By planning what you will do and say if these situations occur, you may feel less anxious. If you forget a word, for example, prepare some phrases such as I can't remember the word. What I mean is … and then try to describe the word. You could perhaps use synonyms (It's similar to …) or antonyms (It's the opposite of …). Or if somebody says something you don't understand, you can say Sorry, I didn't get that or Sorry, could you say that again? Write these phrases in your notebook and practise them.
Communication is never 100 per cent smooth, not even for native speakers. Overcoming such problems is a very normal part of speaking.

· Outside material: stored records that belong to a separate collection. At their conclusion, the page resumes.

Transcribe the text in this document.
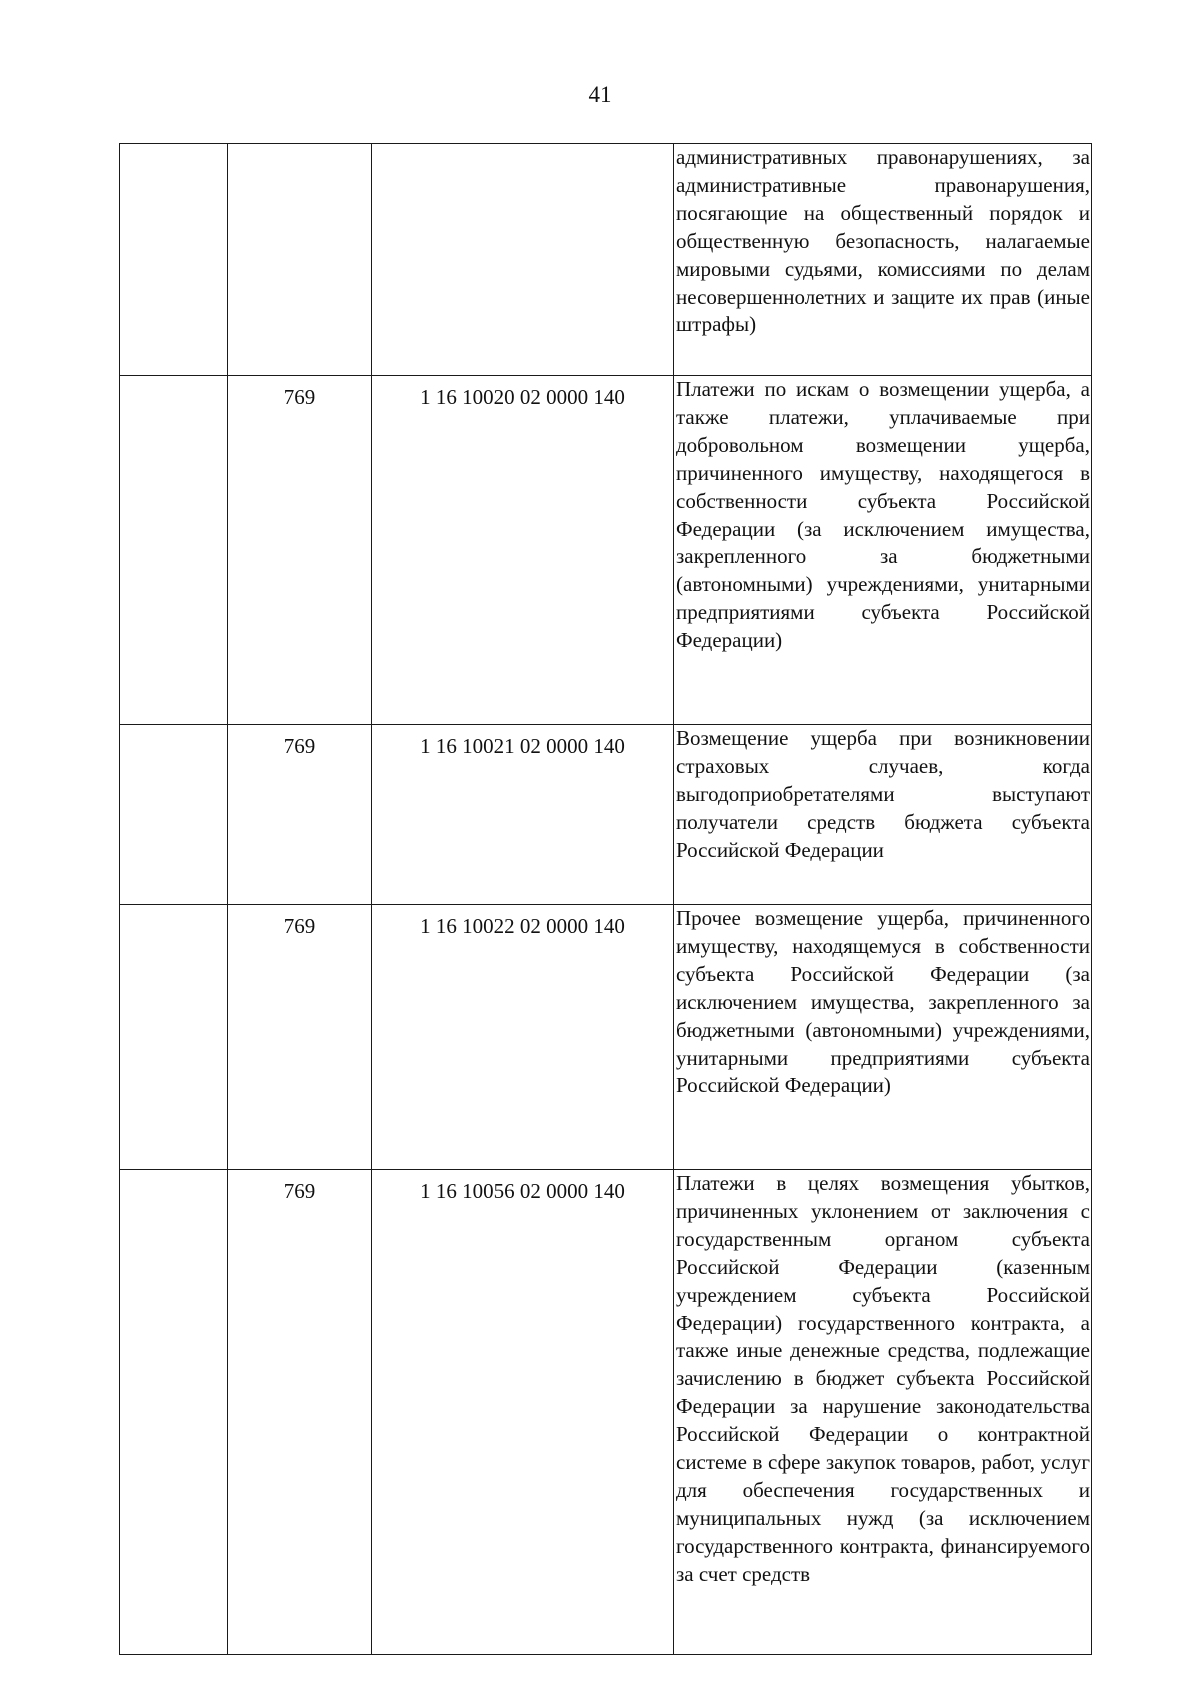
41
			административных правонарушениях, за административные правонарушения, посягающие на общественный порядок и общественную безопасность, налагаемые мировыми судьями, комиссиями по делам несовершеннолетних и защите их прав (иные штрафы)
	769	1 16 10020 02 0000 140	Платежи по искам о возмещении ущерба, а также платежи, уплачиваемые при добровольном возмещении ущерба, причиненного имуществу, находящегося в собственности субъекта Российской Федерации (за исключением имущества, закрепленного за бюджетными (автономными) учреждениями, унитарными предприятиями субъекта Российской Федерации)
	769	1 16 10021 02 0000 140	Возмещение ущерба при возникновении страховых случаев, когда выгодоприобретателями выступают получатели средств бюджета субъекта Российской Федерации
	769	1 16 10022 02 0000 140	Прочее возмещение ущерба, причиненного имуществу, находящемуся в собственности субъекта Российской Федерации (за исключением имущества, закрепленного за бюджетными (автономными) учреждениями, унитарными предприятиями субъекта Российской Федерации)
	769	1 16 10056 02 0000 140	Платежи в целях возмещения убытков, причиненных уклонением от заключения с государственным органом субъекта Российской Федерации (казенным учреждением субъекта Российской Федерации) государственного контракта, а также иные денежные средства, подлежащие зачислению в бюджет субъекта Российской Федерации за нарушение законодательства Российской Федерации о контрактной системе в сфере закупок товаров, работ, услуг для обеспечения государственных и муниципальных нужд (за исключением государственного контракта, финансируемого за счет средств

6. Accept problems and mistakes
Learning a language is not easy, and you will definitely have problems and make mistakes along the way. Everybody does! But making a mistake can teach you a lot and help you to improve your skills. Remember that good speakers are not people who speak perfectly all the time. Instead, good speakers can solve communication problems when they occur.
7. Note your progress
Over days and weeks, experiment with different ways to reduce and cope with anxiety, and keep notes of what works for you and what doesn't. Note down your speaking goals too and tick them as you achieve them, so that you can see your progress and build up positive experiences of speaking.
8. Reward yourself
If you try hard and make progress but your reward is just to do more practice, it might not be very motivating. So, reward yourself with something nice like eating a chocolate, buying a new notebook, taking time off to relax or whatever makes you feel good. Reward yourself when you achieve a goal, overcome a problem, learn something important or do something challenging.